Hacía semanas
que no salía a la montaña y ese 12 de julio me pareció perfecto. Fui en autobús
hasta Amezketa, desde allí subí por pistas hasta la curva donde la senda trepa por el barranco de Beratzeaga hacia el coto minero abandonado y, más allá, a Pardeluts, y... Subí hasta el cruce de Minas en medio de un calor
sofocante, un aire denso que me hacía sudar y llorar cada vez que una de esas
gotas reconcentradas de sal se deslizaban hasta el ojo. No encontré a otros montañeros. Desde las viejas minas de cobre ,proseguí
pradera arriba hasta el collado de Artubi. Allí me llegó el primer soplo de aire.
La cima de Balerdi, la única cumbre que conozco a la que se llega bajando,
estaba muy cerca. Entonces empecé a ver enormes champiñones (Agaricus macrosporus). Por
algún motivo tan peregrino como éste me había echado a la espalda la mochila
grande y en uno de los bolsillos había un bolsón negro de plástico.
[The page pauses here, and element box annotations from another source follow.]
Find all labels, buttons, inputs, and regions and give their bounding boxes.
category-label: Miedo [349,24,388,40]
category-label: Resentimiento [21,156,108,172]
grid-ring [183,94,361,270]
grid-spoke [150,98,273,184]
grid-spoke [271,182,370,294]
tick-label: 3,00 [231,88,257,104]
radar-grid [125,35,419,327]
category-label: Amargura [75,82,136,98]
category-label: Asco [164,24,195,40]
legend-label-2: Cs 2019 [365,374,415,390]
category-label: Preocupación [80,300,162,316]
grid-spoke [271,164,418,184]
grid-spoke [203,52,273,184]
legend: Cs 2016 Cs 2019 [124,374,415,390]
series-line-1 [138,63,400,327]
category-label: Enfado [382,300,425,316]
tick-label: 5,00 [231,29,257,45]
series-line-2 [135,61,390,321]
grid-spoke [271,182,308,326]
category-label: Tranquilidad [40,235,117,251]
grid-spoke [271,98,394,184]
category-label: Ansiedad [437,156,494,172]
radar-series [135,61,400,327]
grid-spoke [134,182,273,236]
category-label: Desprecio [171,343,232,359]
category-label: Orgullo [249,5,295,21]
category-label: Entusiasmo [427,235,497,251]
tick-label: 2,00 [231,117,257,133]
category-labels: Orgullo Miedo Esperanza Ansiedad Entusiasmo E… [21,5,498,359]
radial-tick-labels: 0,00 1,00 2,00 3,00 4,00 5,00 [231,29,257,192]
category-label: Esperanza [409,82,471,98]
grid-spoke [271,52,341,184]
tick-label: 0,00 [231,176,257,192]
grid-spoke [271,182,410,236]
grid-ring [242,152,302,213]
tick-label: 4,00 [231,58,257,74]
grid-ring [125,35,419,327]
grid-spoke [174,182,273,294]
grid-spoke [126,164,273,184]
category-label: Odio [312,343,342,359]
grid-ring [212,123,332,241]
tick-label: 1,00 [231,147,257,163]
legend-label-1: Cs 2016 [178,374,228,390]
Así que no
me pude reprimir: empecé a recolectar los hongos hasta cargar cerca de diez
kilos. Los embolsé cuidadosamente y los metí en la mochila. Dejé allí mismo la
mochila guardada por la soledad. Y seguí ligero por la arista hasta la cruz del Balerdi. Me
senté un rato para ver volar los buitres a mis pies y masticar un tallo seco de
avena loca. Luego volví sobre mis pasos, me eché a la espalda la mochila
cargada y decidí bajar por una especie de canal salpicada de robles enanos.
El descenso era
mucho más complicado de lo que yo pensaba. Cesó el aire y la piedra caliza
reverberaba el calor de las primeras horas de la tarde. Ya no me quedaba agua.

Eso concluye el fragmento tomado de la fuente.